Furthermore, the periodontal assessments indicated that the patient had localized moderate chronic periodontitis at baseline according to the criteria of the CDC/AAP [14]. Tofacitinib therapy reduced periodontal inflammation as indicated by the mean values of the GI, PD, and CAL, as well as the percentage of sites with BOP and of those with PD and CAL of ≥4 mm at reassessment, although the teeth count and supragingival bacterial plaque level as defined by the PCR were relatively unchanged after tofacitinib therapy (Table 2).

Discussion

These are the first reported cases in which tofacitinib may have a beneficial effect on periodontitis. Tofacitinib therapy reduced the SDAI, gVAS, and the serum levels of IL-6 in both cases.

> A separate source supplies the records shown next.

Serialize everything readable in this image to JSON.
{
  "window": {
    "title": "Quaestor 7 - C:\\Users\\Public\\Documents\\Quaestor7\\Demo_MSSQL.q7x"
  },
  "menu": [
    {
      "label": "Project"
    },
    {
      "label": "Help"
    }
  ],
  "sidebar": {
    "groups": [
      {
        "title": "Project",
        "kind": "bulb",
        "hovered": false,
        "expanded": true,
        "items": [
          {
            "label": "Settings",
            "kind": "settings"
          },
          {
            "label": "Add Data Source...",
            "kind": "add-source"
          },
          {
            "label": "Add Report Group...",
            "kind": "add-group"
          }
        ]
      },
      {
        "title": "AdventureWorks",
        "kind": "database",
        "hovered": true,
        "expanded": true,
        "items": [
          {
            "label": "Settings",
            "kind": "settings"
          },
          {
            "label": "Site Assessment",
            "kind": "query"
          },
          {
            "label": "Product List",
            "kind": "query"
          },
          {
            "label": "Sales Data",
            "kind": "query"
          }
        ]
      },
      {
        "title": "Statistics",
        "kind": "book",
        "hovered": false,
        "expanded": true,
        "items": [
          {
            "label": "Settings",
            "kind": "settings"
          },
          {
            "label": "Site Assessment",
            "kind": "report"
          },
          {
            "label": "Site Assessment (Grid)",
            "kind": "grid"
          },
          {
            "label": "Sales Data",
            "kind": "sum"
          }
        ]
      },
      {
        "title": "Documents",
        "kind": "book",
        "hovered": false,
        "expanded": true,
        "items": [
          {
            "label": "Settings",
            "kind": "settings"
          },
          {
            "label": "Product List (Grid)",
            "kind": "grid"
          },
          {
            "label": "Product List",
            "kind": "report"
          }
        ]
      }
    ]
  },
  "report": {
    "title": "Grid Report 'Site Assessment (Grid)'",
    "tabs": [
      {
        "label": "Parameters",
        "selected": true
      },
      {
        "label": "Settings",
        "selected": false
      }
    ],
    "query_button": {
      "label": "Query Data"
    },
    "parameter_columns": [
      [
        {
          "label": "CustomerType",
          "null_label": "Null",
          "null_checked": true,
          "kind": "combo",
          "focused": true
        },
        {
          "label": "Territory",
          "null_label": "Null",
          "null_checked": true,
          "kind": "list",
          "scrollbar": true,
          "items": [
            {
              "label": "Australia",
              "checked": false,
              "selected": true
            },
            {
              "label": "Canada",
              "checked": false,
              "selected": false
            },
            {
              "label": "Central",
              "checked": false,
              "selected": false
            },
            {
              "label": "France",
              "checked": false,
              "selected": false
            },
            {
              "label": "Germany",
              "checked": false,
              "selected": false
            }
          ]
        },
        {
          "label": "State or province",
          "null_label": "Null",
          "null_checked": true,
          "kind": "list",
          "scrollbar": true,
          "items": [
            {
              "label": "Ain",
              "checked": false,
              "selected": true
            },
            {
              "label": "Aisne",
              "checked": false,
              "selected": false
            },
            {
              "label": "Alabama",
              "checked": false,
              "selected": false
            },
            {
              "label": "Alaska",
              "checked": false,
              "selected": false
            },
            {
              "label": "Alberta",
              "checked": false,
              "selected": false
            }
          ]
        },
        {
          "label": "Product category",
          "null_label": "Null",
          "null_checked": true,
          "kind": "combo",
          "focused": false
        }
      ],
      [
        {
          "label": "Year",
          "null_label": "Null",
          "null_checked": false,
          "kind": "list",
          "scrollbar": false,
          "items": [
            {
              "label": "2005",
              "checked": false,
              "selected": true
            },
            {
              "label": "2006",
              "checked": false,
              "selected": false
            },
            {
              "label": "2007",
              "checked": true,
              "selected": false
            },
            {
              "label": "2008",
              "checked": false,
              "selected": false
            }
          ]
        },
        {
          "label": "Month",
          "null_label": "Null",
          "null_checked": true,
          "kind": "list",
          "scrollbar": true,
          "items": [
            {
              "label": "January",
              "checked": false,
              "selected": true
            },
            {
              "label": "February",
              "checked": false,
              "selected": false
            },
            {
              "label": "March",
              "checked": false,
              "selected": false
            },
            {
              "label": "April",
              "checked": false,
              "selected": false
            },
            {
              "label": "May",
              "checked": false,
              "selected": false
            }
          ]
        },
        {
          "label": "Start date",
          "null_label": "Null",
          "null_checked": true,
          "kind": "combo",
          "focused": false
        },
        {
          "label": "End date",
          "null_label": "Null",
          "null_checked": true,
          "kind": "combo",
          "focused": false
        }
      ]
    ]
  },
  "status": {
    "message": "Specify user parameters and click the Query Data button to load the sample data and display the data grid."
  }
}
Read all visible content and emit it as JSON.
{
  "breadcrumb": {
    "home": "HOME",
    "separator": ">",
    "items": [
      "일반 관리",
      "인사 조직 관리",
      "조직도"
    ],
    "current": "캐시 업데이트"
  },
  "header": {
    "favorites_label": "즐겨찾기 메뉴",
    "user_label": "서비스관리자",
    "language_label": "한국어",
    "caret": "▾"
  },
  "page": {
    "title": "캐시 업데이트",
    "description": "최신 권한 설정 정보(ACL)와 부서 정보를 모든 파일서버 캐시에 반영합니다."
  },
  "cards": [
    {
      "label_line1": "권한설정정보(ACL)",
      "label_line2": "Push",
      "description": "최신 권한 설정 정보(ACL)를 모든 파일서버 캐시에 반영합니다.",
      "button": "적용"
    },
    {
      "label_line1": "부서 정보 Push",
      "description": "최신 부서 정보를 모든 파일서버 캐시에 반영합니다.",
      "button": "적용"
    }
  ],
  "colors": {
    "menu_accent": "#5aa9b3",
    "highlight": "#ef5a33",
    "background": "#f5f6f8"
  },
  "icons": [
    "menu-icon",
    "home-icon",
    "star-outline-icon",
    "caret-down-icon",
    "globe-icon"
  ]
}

In particular, tofacitinib has been shown to be efficacious in improving pain as indicated by patient’s assessment [15]. These observations are consistent with the results of other studies that indicated the efficacy of tofacitinib in relieving the rheumatologic condition [11, 12] and showed that tofacitinib was able to suppress IL-6 signaling directly [10]. Improvements were also observed in the serum levels of TNF-α and anti-CCP IgG in one case and in those of RF and MMP-3 in the other case. Patients who received tofacitinib exhibited an inconsistent clinical response, likely due to the low disease activity of RA at the start of the administration.

Notably, both cases also exhibited a decrease in periodontal inflammation, although their teeth count, bacterial plaque level, and RA medication were relatively unchanged after tofacitinib therapy. Rheumatologists and periodontists were blinded regarding the rheumatologic and periodontal conditions as well as the administration of tofacitinib. Corticosteroid and non-steroidal anti-inflammatory drugs have little beneficial effect on periodontitis [16], and the clinical effects of MTX on periodontitis have not been studied. Therefore, the reduction in periodontal inflammation is likely due to the administration of tofacitinib rather than to any changes in periodontitis-related risk factors, such as bacterial plaque and smoking habit. This efficacy of tofacitinib might be due to the suppression of IL-6 signaling [10], which has been shown to be related to the reduction in periodontal inflammation [7, 8, 17, 18]. However, we were unable to evaluate these JAK-mediated signaling of cytokines in periodontal tissue due to the ethical limitations. In addition, improvements in the clinical periodontal conditions resulted in changes in both case definitions from baseline to reassessment (from moderate to no periodontitis for case 1 and from moderate to mild periodontitis for case 2) according to the criteria of the CDC/AAP [14].

Conclusions

The present two cases demonstrated for the first time that tofacitinib may have a beneficial effect on periodontitis. However, more research is required to understand the relationship between periodontitis and tofacitinib therapy.